The reason behind altered platelet indices in PE is related to abnormal trophoblastic invasion in early pregnancy. Placental hypoxia in pregnant women with PE activates the release of erythropoietin from renal and hepatic tissue, which stimulates the bone marrow for production of large megakaryocyte.[22] Chulkov et al.[23] confirmed that placental erythropoietin mRNA gene expression is up-regulated in severe PE, causing more increase in erythropoietin serum and subsequent abnormal platelet indices. Besides, the erythropoietin serum level is increased by 2–4 folds and reaches a plateau in 20 weeks of gestation. Regrettably, the erythropoietin serum level was not evaluated in the current study.

Concerning the association between platelet indices and dyslipidemia, the present study illustrated that PCT and PC were not significantly correlated, while MPV, PDW, and P-LCR were significantly correlated with AI, LDL/TC ratio, TC and TG in the pregnant women with PE as compared with controls. Susilowati et al. showed that oxidized LDL (oxLDL) promotes platelet aggregations through reduction of platelet NO; in turn, the activated platelets activate the uptake of oxLDL by macrophages.[24] This interaction leads to significant changes in the platelet indices as shown in the current study. Different studies have been shown that dyslipidemia may affect the metabolic activity of platelets, as oxLDL activates while HDL inhibits the atherogenic activity of platelets.[25] Indeed, LDL/HDL ratio is more important than LDL or HDL alone, as it reflects the metabolic equilibrium since; LDL/HDL ratio is more correlated with platelet indices[26] as illustrated in the present study. Therefore, dyslipidemic status in the preeclamptic pregnant women contributes to the significant platelet changes, which in turn increase the risk of cardio-metabolic complications in PE. Furthermore, the present found a strong relationship between platelet indices and lipid profile in pregnant women with PE.

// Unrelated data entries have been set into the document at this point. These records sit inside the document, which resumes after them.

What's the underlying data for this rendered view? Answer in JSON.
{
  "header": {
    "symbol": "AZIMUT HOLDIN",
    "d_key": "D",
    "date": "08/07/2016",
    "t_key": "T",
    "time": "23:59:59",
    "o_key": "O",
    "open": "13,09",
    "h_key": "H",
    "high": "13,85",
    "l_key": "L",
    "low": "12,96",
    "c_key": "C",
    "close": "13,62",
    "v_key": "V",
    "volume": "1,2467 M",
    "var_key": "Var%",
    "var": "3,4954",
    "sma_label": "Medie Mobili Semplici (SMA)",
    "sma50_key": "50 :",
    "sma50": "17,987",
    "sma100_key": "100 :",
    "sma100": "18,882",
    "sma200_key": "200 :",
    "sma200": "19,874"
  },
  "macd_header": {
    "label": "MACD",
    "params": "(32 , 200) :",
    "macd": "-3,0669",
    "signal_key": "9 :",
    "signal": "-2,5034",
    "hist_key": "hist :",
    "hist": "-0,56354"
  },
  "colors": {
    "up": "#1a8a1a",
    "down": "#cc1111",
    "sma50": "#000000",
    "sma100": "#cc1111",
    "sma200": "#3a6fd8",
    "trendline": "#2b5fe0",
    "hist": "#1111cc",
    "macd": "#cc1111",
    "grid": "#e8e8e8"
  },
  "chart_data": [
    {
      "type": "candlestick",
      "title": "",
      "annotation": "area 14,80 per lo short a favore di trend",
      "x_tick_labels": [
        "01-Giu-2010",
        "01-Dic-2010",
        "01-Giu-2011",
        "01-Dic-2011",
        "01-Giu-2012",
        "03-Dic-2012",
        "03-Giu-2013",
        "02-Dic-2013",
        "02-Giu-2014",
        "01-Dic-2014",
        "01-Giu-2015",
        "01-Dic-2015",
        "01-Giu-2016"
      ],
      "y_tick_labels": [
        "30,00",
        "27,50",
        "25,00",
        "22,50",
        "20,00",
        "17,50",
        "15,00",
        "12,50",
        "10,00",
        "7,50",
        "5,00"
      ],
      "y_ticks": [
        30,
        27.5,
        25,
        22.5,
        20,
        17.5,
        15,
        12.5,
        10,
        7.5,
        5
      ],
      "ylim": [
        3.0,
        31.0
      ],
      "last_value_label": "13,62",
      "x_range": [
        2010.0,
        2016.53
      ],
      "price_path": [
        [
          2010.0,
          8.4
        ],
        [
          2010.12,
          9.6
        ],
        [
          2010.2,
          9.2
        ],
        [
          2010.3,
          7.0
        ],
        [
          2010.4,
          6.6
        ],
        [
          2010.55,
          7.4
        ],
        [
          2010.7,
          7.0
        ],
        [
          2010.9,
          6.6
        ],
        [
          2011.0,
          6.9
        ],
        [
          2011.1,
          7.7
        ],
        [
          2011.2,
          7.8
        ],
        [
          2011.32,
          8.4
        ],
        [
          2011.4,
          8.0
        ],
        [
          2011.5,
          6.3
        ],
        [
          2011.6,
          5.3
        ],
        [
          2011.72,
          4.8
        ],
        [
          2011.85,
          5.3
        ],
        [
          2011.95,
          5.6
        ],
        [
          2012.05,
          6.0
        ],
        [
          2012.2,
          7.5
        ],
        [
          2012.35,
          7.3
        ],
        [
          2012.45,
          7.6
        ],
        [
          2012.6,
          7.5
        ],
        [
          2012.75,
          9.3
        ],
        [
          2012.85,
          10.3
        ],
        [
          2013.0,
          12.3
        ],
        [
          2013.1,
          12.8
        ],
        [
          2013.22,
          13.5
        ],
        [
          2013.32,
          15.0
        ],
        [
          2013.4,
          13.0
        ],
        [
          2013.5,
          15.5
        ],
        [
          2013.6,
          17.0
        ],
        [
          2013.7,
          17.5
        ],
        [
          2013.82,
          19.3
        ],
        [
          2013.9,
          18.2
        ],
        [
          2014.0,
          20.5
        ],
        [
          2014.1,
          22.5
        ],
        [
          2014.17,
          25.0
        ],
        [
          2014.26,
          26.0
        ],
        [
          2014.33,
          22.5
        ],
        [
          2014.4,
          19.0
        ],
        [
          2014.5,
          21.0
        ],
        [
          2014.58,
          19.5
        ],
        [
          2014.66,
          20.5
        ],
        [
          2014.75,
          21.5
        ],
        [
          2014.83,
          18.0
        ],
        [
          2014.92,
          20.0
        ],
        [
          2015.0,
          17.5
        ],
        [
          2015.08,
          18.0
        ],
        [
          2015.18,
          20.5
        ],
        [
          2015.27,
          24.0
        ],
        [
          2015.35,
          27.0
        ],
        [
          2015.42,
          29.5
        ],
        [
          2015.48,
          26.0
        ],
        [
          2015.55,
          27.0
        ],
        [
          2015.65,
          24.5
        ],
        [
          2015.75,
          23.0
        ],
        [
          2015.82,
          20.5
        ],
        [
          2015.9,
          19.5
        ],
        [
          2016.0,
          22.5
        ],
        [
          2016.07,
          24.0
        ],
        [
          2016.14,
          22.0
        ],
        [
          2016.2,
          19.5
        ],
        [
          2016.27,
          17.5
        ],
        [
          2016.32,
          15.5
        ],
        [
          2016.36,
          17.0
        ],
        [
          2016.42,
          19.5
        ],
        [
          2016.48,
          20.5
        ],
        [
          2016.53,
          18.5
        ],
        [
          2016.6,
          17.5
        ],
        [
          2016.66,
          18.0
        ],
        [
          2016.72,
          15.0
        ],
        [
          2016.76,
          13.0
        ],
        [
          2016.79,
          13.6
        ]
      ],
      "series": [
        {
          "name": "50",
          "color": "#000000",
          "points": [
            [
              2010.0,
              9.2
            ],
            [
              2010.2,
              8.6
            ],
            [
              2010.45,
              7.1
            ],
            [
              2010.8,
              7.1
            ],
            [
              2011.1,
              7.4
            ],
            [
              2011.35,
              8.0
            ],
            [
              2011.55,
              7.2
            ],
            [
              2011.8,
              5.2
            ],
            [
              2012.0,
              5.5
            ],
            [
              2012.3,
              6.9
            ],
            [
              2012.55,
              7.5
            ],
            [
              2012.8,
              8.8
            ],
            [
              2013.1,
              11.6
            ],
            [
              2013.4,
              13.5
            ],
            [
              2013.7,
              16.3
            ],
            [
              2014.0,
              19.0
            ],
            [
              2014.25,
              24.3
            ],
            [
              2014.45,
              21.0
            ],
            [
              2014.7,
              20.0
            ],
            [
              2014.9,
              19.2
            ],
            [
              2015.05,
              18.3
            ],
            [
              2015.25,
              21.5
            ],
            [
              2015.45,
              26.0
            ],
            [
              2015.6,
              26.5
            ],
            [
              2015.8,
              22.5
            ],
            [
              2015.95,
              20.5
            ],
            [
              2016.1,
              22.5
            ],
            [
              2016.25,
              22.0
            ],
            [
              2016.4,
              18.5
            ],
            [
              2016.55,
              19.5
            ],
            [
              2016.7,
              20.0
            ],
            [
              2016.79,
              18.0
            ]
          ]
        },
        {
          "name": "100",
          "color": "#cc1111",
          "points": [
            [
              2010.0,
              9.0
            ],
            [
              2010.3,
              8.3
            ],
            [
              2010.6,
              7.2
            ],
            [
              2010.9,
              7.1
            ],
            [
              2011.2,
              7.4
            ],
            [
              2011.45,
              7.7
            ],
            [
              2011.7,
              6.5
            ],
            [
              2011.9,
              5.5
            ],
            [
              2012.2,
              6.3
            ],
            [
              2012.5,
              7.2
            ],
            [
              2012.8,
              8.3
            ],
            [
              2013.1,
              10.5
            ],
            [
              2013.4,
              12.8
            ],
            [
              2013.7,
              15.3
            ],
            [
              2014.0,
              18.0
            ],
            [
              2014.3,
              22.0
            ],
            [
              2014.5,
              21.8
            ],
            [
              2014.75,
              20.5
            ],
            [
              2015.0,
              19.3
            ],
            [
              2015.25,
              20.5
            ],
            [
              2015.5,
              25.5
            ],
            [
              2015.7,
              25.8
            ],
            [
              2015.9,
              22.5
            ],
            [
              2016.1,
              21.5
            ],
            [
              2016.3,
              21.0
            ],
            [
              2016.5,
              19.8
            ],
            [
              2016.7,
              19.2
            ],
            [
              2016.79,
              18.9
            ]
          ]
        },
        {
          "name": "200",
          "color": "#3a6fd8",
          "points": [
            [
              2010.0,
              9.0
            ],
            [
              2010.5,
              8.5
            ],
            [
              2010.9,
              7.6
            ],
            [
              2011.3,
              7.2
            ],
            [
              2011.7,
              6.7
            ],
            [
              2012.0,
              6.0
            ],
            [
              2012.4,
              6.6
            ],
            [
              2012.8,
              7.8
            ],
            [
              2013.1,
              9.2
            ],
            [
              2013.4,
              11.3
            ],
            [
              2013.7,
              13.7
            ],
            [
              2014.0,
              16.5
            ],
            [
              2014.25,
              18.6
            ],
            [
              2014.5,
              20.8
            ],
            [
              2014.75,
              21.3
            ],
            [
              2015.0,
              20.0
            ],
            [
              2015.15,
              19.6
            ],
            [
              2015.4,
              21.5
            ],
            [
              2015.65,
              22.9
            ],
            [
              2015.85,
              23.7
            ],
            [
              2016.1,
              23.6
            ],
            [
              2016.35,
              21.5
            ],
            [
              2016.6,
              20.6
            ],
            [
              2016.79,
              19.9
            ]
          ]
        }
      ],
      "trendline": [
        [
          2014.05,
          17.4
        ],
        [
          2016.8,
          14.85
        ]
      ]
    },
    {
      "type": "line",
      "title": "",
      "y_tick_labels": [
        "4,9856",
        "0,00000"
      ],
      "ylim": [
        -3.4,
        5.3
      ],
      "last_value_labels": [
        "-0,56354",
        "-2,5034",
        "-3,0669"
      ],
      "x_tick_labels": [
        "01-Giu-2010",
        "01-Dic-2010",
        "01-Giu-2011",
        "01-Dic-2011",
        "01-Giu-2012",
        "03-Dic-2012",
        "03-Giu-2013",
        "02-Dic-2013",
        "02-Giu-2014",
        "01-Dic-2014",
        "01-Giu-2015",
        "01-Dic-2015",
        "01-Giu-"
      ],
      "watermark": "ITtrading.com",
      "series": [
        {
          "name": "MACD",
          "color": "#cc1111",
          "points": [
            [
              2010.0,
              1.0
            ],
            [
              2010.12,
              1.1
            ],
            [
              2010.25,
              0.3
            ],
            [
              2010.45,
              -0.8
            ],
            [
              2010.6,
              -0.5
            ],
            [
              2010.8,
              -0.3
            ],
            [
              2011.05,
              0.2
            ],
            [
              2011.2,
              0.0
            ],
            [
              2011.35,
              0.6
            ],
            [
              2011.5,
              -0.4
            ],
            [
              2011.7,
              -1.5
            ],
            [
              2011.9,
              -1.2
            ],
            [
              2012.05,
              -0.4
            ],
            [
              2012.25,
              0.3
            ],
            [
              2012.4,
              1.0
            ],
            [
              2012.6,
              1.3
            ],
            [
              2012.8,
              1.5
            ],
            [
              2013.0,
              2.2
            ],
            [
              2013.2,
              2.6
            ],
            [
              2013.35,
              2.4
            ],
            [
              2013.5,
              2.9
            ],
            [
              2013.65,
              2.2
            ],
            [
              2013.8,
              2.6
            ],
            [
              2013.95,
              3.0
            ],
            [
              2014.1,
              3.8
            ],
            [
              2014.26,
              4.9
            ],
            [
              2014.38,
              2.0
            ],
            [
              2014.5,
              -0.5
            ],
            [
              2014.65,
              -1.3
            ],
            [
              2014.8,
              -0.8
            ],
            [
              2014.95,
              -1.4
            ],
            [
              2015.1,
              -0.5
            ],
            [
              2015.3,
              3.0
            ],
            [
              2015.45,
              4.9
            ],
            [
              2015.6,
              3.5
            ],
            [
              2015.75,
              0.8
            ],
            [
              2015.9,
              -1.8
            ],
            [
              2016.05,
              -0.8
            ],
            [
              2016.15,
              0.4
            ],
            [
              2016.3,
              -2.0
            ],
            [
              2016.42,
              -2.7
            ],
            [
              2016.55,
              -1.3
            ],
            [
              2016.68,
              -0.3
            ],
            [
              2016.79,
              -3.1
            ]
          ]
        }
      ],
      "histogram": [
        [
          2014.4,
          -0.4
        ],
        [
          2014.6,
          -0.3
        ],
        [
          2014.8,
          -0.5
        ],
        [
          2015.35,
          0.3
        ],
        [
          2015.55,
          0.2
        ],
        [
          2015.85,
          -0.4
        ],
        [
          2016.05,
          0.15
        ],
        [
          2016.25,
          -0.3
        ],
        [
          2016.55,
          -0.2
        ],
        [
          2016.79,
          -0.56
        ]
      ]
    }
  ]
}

This study had some limitations, which were the small sample size, variability of platelet size, serial measurements of MPV were not done, and plasma erythropoietin concentration was not evaluated. Nevertheless, this study is considered as a pilot study for extended forthcoming study to assess the potential link between platelet alterations and their association with the dyslpidemic status in the preeclamptic pregnant women.

CONCLUSION

Initial or early-onset PE is linked with remarkable changes in the platelet indices and lipid profile. Both dyslipidemia and alterations of platelet indices are correlated with blood pressure profile in PE.

Financial support and sponsorship

Nil.

Conflicts of interest

There are no conflicts of interest.

Acknowledgments

The authors would like to acknowledge all postgraduated medical staff members for their participations in this study.